A propos de violences...

mercredi 18 mai 2016, par Attac Rennes

L’alternative ne peut se résumer au silence ou à l’accusation de cautionner les « casseurs »

Alors que des arrêtés préfectoraux ont signifié à plusieurs personnes l’interdiction de prendre part à des manifestations, sans qu’aucune condamnation ne justifie ces mesures, il devient de plus en plus clair que la stratégie du gouvernement est de recourir à des mesures sécuritaires pour étouffer la contestation contre la loi travail. Comme lors de la COP 21, l’état d’urgence devient une arme commode contre toute opinion indésirable. Le dispositif policier déployé à Rennes samedi dernier 14 mai n’est que le reflet de cette stratégie autoritaire. Le gouvernement comme la Ville de Rennes ont fait le choix de la répression alors même que le recours au 49-3 est la preuve flagrante d’un déni de démocratie.

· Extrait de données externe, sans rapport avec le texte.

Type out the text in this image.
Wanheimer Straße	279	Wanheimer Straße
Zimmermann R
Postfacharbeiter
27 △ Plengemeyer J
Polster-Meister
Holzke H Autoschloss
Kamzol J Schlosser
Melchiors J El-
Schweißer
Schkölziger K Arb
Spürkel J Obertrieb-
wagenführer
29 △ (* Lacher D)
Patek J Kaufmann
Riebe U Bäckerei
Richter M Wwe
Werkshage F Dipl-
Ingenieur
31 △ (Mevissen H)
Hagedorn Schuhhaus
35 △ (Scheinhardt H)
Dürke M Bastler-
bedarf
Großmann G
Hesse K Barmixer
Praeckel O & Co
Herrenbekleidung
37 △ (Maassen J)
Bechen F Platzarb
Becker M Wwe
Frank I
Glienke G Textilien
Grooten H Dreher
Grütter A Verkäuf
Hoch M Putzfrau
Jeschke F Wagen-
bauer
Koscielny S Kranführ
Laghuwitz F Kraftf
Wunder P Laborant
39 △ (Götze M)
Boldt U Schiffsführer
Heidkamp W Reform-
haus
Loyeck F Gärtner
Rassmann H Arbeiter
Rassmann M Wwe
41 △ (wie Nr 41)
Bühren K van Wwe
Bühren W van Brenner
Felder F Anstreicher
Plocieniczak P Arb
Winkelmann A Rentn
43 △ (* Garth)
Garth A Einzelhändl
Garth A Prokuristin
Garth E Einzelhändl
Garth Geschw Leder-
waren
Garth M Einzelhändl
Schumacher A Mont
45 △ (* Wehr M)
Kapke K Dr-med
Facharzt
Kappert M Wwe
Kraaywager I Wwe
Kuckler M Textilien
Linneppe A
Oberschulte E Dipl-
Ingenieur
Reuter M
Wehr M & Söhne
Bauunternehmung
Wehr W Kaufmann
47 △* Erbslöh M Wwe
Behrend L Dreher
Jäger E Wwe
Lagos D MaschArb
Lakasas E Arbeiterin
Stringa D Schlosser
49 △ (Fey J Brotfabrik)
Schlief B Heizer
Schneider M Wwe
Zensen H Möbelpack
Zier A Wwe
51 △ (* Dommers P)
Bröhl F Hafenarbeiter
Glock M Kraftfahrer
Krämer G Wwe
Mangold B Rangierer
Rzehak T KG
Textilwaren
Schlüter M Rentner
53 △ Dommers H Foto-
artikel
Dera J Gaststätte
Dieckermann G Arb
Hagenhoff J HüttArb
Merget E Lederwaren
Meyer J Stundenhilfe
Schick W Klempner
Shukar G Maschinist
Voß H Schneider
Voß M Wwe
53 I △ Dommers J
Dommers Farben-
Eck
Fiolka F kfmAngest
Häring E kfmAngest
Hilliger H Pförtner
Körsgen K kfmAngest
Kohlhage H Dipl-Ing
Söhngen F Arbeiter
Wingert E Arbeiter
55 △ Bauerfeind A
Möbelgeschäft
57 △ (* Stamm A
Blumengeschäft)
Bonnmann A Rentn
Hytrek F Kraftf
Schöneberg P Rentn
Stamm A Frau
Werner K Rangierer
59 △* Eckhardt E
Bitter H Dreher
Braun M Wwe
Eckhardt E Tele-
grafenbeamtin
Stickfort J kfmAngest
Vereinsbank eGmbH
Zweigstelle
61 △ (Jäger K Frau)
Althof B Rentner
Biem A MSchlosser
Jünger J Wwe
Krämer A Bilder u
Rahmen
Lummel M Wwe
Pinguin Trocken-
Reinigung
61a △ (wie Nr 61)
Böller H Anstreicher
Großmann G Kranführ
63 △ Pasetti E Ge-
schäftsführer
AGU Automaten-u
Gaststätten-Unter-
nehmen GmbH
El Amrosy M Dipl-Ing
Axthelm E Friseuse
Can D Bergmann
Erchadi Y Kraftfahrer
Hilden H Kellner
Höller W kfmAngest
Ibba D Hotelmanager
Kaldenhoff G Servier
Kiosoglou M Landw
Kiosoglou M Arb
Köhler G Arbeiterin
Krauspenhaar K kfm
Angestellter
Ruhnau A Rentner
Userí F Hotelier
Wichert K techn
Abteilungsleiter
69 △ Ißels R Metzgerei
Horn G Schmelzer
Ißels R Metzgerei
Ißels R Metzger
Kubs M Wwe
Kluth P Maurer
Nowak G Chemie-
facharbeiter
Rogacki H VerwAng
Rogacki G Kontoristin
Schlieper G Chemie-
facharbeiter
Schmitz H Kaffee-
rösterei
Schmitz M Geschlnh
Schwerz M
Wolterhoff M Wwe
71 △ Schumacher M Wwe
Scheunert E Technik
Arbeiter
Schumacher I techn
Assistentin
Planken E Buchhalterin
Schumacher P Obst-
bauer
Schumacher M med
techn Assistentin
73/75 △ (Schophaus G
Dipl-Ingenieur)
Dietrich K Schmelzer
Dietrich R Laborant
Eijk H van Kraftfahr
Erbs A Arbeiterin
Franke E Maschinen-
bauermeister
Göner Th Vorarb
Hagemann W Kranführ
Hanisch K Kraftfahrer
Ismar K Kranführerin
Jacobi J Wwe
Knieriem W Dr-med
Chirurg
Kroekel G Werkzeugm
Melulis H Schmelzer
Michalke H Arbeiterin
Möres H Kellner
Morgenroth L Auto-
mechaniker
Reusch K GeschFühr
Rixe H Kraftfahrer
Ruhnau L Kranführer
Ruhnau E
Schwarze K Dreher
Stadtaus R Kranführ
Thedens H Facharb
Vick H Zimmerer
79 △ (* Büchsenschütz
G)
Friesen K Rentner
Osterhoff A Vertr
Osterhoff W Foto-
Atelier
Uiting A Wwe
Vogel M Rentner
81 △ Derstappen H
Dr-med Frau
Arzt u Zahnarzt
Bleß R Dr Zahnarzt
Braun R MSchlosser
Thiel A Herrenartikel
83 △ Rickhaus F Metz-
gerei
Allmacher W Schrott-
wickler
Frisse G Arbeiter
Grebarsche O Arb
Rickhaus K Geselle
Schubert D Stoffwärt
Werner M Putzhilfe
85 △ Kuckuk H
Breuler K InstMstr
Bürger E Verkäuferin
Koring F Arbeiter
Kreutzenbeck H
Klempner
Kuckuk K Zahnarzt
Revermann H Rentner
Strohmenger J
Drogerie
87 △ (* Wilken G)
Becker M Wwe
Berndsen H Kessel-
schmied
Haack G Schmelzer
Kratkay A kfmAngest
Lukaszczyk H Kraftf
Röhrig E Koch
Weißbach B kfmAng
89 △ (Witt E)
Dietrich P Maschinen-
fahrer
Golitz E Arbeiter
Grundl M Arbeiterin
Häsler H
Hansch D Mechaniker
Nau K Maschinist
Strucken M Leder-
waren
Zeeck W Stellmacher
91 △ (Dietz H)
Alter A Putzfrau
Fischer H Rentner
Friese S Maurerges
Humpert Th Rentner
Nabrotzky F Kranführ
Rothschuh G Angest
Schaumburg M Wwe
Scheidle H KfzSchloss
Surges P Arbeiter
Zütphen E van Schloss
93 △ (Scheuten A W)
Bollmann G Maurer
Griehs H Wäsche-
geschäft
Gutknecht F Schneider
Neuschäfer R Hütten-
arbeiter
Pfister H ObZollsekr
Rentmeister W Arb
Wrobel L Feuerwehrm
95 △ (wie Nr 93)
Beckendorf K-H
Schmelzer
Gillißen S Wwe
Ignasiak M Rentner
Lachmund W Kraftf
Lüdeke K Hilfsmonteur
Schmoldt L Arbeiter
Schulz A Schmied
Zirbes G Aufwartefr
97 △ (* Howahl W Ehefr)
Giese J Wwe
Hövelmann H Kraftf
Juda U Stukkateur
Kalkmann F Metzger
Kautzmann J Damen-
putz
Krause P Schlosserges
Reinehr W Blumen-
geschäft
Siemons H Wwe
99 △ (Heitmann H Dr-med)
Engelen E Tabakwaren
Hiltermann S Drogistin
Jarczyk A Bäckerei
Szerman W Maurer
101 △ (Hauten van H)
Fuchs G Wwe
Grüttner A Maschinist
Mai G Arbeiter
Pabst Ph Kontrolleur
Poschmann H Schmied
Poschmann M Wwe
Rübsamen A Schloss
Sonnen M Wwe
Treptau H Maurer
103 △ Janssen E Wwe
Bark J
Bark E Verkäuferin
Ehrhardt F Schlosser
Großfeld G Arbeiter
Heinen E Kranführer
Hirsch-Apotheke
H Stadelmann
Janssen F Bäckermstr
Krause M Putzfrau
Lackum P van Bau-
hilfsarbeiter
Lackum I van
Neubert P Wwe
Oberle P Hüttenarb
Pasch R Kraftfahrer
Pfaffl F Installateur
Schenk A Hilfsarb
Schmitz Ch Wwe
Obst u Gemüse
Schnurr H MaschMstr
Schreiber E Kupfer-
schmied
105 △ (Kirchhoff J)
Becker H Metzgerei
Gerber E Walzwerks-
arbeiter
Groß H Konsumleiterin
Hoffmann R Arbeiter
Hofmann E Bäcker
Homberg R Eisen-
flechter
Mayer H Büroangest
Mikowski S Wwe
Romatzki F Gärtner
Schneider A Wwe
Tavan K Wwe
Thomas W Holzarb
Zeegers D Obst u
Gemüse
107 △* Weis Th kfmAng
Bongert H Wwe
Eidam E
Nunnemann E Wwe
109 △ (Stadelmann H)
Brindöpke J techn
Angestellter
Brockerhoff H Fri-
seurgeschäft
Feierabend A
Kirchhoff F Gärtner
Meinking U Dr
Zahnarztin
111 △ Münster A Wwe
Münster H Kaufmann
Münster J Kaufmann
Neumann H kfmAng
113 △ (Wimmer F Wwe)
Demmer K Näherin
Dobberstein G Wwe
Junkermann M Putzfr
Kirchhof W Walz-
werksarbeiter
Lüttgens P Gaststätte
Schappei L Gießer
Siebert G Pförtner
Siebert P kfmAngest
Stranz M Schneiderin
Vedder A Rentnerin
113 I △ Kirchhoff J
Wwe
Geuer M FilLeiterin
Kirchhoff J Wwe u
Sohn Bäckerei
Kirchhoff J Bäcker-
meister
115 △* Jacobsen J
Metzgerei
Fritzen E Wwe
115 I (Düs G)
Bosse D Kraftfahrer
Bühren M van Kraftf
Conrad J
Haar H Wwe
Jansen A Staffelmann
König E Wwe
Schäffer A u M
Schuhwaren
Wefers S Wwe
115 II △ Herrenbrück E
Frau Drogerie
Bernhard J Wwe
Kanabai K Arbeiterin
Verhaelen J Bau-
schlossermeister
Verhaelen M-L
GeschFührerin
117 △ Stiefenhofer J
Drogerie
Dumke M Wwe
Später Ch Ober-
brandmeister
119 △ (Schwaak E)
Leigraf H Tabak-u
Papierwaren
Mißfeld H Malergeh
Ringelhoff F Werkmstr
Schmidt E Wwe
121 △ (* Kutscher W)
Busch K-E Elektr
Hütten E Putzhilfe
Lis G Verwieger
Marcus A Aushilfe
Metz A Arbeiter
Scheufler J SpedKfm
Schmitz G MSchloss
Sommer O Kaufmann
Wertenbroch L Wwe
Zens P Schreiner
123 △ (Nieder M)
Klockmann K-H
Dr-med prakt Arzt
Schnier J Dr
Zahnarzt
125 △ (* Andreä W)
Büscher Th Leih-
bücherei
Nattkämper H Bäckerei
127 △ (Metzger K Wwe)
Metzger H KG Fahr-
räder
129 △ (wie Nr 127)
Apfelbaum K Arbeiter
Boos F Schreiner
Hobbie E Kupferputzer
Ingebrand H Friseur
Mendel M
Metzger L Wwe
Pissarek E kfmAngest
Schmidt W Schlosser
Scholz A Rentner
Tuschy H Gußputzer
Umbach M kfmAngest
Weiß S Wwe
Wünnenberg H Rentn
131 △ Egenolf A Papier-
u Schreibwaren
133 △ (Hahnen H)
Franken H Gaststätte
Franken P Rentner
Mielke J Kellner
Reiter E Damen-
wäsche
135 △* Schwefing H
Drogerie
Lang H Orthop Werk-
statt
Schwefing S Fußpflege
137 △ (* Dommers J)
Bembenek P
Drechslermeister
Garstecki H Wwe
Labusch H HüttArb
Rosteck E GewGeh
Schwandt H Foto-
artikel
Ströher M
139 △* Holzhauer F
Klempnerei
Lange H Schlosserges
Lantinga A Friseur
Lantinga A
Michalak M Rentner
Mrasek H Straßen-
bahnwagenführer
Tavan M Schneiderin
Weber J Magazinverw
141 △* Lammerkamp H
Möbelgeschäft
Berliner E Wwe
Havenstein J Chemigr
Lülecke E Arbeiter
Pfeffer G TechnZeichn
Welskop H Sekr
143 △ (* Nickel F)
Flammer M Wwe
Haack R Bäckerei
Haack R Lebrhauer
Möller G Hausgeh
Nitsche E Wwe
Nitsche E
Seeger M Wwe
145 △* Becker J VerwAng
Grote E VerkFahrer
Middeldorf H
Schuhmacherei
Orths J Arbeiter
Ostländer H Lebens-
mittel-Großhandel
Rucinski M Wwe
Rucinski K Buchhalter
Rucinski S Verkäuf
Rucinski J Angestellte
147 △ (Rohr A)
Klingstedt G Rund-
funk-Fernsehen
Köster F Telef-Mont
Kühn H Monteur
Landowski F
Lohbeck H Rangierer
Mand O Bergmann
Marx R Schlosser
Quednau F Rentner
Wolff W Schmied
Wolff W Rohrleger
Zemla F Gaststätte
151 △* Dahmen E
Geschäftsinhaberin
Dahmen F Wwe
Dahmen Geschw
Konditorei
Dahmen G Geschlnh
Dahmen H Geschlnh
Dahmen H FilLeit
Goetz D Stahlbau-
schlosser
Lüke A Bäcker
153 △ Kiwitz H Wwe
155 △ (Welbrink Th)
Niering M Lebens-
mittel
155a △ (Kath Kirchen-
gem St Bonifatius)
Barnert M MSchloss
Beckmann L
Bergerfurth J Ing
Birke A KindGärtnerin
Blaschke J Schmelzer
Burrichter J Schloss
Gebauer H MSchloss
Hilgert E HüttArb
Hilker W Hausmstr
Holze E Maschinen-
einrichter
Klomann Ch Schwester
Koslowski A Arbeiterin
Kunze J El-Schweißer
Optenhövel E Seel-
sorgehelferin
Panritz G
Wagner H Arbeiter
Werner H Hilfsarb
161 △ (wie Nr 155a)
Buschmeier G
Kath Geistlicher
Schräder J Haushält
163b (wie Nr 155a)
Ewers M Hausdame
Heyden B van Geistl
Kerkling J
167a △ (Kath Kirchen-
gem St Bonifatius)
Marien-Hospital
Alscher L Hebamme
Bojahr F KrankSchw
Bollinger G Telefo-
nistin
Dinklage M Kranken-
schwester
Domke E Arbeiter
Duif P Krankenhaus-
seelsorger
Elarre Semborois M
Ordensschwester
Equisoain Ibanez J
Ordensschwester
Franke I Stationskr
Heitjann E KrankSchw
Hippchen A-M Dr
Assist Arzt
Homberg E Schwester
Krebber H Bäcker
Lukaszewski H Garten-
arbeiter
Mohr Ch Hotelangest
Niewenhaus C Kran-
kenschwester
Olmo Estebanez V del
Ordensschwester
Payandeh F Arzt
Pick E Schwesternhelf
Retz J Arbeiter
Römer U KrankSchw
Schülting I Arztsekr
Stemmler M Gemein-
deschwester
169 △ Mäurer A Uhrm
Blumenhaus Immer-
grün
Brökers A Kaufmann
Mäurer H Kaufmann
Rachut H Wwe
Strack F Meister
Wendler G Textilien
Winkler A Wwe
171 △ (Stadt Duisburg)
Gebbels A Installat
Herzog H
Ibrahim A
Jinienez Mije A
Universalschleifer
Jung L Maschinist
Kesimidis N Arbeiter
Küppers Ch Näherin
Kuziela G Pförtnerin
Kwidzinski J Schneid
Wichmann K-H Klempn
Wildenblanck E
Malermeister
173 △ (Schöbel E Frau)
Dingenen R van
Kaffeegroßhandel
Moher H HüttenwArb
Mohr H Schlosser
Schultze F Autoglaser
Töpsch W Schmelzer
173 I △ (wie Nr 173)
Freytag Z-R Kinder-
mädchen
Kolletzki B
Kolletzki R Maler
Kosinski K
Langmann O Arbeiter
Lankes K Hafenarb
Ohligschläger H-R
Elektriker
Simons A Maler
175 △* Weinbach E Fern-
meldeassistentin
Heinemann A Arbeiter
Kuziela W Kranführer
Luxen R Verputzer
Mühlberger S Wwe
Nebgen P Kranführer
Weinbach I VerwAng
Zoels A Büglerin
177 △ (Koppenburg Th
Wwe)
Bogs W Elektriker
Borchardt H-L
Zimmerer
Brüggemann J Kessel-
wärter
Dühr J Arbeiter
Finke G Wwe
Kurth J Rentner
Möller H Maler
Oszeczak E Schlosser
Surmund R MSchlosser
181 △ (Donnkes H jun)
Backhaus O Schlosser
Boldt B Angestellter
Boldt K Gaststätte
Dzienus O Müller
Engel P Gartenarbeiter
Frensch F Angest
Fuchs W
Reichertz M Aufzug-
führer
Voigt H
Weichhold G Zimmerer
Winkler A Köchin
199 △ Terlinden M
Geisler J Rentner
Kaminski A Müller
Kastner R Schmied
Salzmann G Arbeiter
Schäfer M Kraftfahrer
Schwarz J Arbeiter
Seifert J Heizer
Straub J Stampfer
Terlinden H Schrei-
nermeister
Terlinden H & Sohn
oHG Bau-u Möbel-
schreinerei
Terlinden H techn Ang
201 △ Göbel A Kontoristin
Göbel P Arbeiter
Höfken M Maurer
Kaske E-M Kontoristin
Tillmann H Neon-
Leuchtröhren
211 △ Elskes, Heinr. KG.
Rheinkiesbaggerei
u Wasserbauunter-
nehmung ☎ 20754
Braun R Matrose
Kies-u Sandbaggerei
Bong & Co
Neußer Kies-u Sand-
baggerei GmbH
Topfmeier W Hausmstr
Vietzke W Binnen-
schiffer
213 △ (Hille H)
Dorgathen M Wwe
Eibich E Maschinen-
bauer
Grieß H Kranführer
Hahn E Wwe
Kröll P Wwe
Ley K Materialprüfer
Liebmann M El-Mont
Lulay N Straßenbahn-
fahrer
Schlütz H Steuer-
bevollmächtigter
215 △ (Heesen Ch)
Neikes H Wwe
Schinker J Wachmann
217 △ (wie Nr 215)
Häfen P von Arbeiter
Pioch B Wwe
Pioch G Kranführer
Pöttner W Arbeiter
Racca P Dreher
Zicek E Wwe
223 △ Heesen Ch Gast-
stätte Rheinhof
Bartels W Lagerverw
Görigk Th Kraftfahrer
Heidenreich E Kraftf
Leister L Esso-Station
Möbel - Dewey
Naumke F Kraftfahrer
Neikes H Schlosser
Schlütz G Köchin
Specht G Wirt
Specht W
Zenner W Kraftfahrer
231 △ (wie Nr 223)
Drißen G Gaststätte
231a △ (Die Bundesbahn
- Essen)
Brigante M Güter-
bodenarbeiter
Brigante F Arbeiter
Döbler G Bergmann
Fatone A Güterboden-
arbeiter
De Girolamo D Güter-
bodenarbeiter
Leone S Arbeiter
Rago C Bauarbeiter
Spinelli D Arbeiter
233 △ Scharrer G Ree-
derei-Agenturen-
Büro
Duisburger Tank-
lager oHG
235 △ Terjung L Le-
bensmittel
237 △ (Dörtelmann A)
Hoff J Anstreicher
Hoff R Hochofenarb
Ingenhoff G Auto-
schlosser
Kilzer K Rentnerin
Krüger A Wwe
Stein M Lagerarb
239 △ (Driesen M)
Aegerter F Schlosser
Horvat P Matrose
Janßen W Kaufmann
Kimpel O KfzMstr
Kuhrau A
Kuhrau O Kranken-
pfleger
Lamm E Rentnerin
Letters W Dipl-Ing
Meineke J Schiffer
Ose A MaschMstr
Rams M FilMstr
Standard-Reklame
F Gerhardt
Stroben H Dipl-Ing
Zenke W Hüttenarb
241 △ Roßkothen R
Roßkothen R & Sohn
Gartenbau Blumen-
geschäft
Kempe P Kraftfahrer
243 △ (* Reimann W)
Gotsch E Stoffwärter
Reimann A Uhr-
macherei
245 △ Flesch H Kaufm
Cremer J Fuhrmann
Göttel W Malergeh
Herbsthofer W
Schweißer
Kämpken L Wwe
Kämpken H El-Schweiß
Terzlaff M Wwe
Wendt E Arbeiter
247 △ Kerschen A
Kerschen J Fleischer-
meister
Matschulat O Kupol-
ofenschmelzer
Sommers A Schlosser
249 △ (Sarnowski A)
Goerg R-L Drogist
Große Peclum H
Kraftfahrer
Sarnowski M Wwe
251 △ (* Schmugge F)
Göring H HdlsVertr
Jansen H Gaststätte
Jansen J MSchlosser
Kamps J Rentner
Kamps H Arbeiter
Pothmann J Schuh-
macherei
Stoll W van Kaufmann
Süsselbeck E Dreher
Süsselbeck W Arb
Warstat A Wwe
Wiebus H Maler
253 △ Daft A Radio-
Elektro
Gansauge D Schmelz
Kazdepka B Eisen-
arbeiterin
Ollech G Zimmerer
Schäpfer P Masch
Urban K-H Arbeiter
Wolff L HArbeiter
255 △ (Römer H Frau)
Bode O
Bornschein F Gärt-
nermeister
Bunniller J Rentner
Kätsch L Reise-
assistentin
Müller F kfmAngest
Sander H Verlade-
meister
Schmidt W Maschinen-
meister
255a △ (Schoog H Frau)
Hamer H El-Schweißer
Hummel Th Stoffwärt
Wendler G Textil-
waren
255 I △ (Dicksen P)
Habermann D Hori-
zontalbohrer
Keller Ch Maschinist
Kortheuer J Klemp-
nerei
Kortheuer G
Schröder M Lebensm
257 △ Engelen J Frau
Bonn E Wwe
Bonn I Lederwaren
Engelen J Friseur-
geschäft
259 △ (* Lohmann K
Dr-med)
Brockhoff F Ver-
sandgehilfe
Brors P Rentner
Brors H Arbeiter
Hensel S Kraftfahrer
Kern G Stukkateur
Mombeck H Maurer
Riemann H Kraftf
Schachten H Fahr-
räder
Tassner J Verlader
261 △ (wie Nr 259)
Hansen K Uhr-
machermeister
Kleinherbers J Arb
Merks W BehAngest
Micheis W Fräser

La violence symbolique faite au Parlement ne prouve qu’une chose : le gouvernement n’est plus capable de faire face aux voix qui s’élèvent, dans la rue, comme au sein de la majorité, contre une loi inadmissible qui renverserait la hiérarchie des normes et donnerait un pouvoir exorbitant aux entreprises. C’est l’exécutif lui-même qui fait le choix de l’escalade en réprimant systématiquement toute manifestation et en ordonnant l’usage, par les forces de l’ordre, d’armes controversées. Elles ont déjà fait trop de blessés – dont un éborgné, est-il besoin de le rappeler ? La Ville de Rennes a suivi sans discernement cette politique en interdisant l’accès au centre de la ville aux manifestants et manifestantes. Le message envoyé est clair : éviter tout désordre dans une zone que la Ville destine au tourisme d’affaires.

En expulsant la Maison du Peuple, occupée depuis le 1er mai 2016, la Ville de Rennes savait que sa décision engendrerait des actions de contestation. La stratégie de division du mouvement social est inadmissible. L’alternative laissée aux contestataires ne peut se résumer au silence ou à l’accusation de cautionner les supposés « casseurs ». Le gouvernement et la Ville de Rennes doivent assumer leurs responsabilités et les conséquences de leurs choix. Si la casse sociale qu’ils cautionnent d’un côté engendre une radicalisation de l’autre, ce n’est pas à ceux et celles qui expriment leur colère dans la rue d’en payer le prix. Les forces de l’ordre ne doivent avoir qu’un seul et unique rôle : la sécurité des manifestants et manifestantes.